The long-term goal of our work is to understand the mechanisms that lead from a low nephron mass to susceptibility to hypertension (HTN) and chronic kidney diseases (CKD), to facilitate therapies to slow or halt progression of CKD. Low birth weight infants (<2.5 kg) are born with fewer nephrons and have up to a four-fold greater risk to develop HTN and CKD, often detectable in childhood. The proposed pathway leading from a low nephron mass to CKD is systemic HTN, compensatory hypertrophy of remaining glomeruli, and glomerulosclerosis. However, this pathway has not been investigated in vivo, and the threshold of functional nephron mass that precipitates CKD is unknown. Here, we will apply cationic ferritin-enhanced magnetic resonance imaging (CFE-MRI) to phenotype long-term CKD in two clinically relevant rat models of low nephron mass at birth that develop CKD: 1) Offspring exposed to maternal protein restriction and 2) Offspring born preterm. We will fully characterize the kidney phenotype and pathology at the age of 24 weeks in both models. This work will set the stage for a longitudinal in vivo investigation of CKD in these animals.

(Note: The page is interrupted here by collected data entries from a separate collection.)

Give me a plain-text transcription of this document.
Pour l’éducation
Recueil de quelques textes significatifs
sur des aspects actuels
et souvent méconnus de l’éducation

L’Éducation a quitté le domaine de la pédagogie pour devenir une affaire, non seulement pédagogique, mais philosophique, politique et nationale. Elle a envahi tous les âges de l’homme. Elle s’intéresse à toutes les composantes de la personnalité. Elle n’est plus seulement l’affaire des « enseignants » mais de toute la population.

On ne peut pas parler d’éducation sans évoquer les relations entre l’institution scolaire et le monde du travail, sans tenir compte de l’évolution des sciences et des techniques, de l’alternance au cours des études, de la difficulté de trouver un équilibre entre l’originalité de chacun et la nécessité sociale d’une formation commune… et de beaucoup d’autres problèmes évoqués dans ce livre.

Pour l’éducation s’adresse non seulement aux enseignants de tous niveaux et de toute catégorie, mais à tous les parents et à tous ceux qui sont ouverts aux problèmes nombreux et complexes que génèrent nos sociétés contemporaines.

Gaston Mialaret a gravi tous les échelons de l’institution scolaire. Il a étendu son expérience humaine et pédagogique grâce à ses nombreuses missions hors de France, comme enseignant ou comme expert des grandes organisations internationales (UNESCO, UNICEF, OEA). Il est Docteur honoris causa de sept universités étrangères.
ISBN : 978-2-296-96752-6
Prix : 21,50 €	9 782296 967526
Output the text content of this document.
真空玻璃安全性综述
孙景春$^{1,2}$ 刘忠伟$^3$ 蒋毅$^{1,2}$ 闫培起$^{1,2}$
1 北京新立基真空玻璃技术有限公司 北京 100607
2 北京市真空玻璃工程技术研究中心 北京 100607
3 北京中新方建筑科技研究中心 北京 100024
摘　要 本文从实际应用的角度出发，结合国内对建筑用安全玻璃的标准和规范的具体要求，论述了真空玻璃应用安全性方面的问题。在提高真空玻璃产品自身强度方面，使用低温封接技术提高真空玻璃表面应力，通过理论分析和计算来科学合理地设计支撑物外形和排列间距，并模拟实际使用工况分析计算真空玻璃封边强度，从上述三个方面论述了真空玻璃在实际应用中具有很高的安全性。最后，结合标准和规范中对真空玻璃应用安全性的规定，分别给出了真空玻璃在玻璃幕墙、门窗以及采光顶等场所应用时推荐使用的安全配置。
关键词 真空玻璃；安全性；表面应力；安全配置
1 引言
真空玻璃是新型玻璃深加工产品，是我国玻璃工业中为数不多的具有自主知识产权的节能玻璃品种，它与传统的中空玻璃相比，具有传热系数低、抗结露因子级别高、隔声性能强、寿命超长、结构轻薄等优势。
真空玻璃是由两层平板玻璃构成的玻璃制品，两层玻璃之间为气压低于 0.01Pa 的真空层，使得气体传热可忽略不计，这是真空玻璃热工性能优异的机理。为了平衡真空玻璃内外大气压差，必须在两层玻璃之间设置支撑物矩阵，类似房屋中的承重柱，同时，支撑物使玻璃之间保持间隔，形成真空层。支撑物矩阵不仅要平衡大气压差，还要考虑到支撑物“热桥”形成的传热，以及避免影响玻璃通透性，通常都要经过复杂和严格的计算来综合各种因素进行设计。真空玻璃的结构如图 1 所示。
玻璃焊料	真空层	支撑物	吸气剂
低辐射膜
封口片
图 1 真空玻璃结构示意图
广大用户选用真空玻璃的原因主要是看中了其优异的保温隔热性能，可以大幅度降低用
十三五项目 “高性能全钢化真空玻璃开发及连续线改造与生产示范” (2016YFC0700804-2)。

我们工作的长期目标是了解肾单位质量低导致高血压 (HTN) 和慢性肾脏病 (CKD) 易感性的机制，以促进减缓或阻止 CKD 进展的治疗。低出生体重婴儿（<2.5 公斤）出生时肾单位较少，患高血压和慢性肾病的风险高达四倍，这些风险通常在儿童时期就被发现。所提出的从低肾单位质量导致 CKD 的途径是全身性 HTN、剩余肾小球的代偿性肥大和肾小球硬化。然而，该途径尚未在体内进行研究，并且引发 CKD 的功能性肾单位质量阈值尚不清楚。在这里，我们将应用阳离子铁蛋白增强磁共振成像 (CFE-MRI) 对两种出生时肾单位质量较低、发展为 CKD 的临床相关大鼠模型中的长期 CKD 进行表型分析：1) 后代受到母体蛋白质限制，2)后代早产。我们将在 24 周龄时全面描述两种模型的肾脏表型和病理学特征。这项工作将为这些动物体内慢性肾病的纵向研究奠定基础。